Vector of a teacher hand holding a book bridging the gap in education for a group of people walking on
Bridging the gap.
Getty Images / Feodora Chiosea

June 2020 was a catalyst for the venture capital community.

Shocked by the death of George Floyd at the hands of Minneapolis police, venture capitalists swarmed to voice their commitments to racial justice. Some firms made statements in support of Black Lives Matter. Some pledged to deepen their support for the New England Venture Capital Association's (NEVCA) Hack.Diversity program. A handful of individual investors announced they would put a portion of their salary toward racial justice initiatives, or hold open office hours for founders from historically underrepresented backgrounds.

Along with the change in public sentiment, though, was a wariness that VCs would sustain these efforts in the long term. As NEVCA's Ari Fine Glantz put it at the time: “Sometimes the things that one does to power sustained change, sustained action, are more incremental and less soundbite-y. They’re also more difficult to remain committed to. They involve changing behaviors and processes from now going forward, not executing an action in the moment like pressing ‘click here to donate.’”

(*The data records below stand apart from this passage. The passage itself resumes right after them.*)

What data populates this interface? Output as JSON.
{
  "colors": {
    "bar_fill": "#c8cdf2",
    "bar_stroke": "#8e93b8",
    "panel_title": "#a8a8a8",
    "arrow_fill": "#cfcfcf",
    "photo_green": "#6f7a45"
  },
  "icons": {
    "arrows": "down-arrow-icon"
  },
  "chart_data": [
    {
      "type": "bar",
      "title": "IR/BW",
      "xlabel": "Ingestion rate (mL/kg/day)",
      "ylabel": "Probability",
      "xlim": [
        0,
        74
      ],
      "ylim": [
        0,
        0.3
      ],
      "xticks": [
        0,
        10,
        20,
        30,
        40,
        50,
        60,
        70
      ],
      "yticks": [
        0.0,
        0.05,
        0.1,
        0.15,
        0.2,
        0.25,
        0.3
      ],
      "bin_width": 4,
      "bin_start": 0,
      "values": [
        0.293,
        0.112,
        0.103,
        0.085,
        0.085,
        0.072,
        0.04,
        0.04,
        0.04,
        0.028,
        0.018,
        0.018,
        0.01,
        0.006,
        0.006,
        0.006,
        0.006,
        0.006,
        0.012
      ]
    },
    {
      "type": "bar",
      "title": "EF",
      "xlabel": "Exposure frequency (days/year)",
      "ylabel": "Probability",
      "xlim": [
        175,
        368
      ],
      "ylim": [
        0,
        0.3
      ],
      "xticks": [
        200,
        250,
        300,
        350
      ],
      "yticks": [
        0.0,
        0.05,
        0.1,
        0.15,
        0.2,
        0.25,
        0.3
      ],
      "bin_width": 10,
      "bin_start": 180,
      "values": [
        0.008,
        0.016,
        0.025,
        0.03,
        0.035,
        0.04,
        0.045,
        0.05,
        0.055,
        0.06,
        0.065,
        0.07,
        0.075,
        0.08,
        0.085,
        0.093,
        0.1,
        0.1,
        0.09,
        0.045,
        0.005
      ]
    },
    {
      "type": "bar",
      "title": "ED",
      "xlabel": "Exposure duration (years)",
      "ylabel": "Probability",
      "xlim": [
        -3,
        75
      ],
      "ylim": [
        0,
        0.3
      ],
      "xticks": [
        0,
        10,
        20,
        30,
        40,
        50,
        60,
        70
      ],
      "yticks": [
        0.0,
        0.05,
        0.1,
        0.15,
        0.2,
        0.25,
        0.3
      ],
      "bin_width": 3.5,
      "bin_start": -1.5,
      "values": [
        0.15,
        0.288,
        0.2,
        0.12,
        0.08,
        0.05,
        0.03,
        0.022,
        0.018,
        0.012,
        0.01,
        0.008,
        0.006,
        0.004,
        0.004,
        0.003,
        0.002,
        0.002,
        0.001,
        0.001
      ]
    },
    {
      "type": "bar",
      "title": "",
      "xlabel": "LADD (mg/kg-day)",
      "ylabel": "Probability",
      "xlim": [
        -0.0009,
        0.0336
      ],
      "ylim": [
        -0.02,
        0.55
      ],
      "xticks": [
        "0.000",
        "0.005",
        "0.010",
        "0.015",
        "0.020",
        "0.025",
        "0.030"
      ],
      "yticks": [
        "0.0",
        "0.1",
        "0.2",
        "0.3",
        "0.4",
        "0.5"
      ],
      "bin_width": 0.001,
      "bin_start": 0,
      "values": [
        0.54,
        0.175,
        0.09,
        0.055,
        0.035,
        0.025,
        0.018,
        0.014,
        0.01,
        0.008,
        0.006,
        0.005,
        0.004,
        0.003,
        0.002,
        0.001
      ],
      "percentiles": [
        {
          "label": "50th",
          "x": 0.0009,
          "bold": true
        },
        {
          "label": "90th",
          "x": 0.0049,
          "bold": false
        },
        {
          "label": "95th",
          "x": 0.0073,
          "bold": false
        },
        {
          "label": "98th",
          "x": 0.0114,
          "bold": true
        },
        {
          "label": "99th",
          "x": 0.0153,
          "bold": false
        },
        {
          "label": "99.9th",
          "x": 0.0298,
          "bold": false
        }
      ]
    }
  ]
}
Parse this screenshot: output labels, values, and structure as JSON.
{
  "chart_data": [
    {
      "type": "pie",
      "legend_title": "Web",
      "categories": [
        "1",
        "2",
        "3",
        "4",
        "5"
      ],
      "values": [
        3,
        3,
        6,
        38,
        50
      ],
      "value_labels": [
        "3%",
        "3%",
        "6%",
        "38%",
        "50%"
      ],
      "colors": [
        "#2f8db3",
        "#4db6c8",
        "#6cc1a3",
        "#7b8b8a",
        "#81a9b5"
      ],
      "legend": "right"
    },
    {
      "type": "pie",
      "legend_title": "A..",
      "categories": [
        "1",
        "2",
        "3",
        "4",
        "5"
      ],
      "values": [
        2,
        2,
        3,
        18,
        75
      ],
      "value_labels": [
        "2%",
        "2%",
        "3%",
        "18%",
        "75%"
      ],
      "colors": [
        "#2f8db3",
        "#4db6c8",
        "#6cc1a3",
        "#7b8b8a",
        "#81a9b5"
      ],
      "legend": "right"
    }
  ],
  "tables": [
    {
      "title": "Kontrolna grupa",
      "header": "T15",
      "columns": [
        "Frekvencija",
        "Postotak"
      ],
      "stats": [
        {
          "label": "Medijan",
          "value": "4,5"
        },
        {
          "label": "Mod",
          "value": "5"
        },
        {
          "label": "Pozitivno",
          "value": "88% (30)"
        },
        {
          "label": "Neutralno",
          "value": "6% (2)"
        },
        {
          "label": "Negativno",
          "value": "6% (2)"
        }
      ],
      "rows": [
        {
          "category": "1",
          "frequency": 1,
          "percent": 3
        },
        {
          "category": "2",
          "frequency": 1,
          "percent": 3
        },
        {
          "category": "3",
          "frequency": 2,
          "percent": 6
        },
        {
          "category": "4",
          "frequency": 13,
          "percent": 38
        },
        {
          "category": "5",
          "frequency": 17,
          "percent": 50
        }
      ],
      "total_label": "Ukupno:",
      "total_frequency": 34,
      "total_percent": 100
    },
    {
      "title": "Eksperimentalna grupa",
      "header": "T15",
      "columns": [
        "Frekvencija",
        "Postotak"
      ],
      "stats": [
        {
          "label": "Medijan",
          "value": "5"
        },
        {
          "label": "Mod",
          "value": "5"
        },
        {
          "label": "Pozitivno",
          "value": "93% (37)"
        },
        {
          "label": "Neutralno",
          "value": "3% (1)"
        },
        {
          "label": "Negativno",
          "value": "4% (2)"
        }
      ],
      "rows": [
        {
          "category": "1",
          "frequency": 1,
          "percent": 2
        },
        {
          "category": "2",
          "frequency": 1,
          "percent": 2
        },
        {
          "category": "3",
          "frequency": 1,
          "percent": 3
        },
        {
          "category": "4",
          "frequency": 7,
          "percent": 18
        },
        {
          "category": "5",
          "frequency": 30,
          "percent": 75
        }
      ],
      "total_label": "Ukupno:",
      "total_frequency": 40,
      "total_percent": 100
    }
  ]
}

Now, two New England groups have teamed up to keep the pressure on the community, eight months after that initial burst. The Capital Network (TCN), a Boston-based nonprofit that works to connect entrepreneurs with funding, and the Venture Capital Inclusion Lab at Brown University have put together a program they call the "Investment and Inclusion Series," designed as conversations, roughly every month, held over Zoom. Open to all, the conversations focus on different aspects of changing the startup investment landscape, which has historically benefited white men.

"I spent the summer talking to as many different investors and founders as I could," said Marie Meslin, TCN's executive director. "These conversations I kept having, certain topics kept coming up. Investors said, 'We don't know where entrepreneurs of color and women entrepreneurs are.' There was this idea of a pipeline problem. It was very clear to me that someone, somewhere, had said that, and people were repeating the same thing."

Banu Ozkazanc-Pan, director of the Venture Capital Inclusion Lab, puts it a little more bluntly: "Many will say, 'Hey, it's a pipeline problem.' And it really isn't."

Meslin, Ozkazanc-Pan and their teams put together the first in the Investment and Inclusion Series in late October and have kept the program going through 2021. The first conversation, which had about 80 in attendance, was aimed at debunking the "pipeline problem." TCN and the Venture Capital Inclusion Lab pulled in white investors who had successfully developed diverse portfolios to discuss their strategies, how they had built their networks and what underpinned their investment theses.

Subsequent programs in the series have focused on strategies for both VC firms and angel investors to diversify their investments, as well as on amplifying founders of color.

"There was a knee-jerk reaction. All of a sudden, people miraculously put together funds targeting particularly Black founders," Ozkazanc-Pan said. "Intentionality requires structural change, and until that happens, we're going to keep targeting the pipeline."

Meslin recognizes that this programming is, in some ways, a very early step toward long-term systemic change. But she hopes that by applying continued pressure, TCN can implore VCs to stick to the commitments to racial justice that they made last summer — and bring on new VCs as well. Next, she is looking for ways to keep investors accountable in their own organizations.

Ozkazanc-Pan similarly notes that plenty of public statements don't translate to real action — particularly, she says, in New England, where the myth of meritocracy runs deep. However, she also describes herself as a "hopeful person" by nature.

"It's frustrating, because we're incredibly resource-rich in New England in terms of money. The barriers in and around New England are related to the social imaginary: Some people just don't believe that there are enough minority entrepreneurs who are investable, so they end up not looking for them," she said. "The Capital Network is really leading the charge in having these difficult conversations that I think are necessary to make the kinds of changes we need."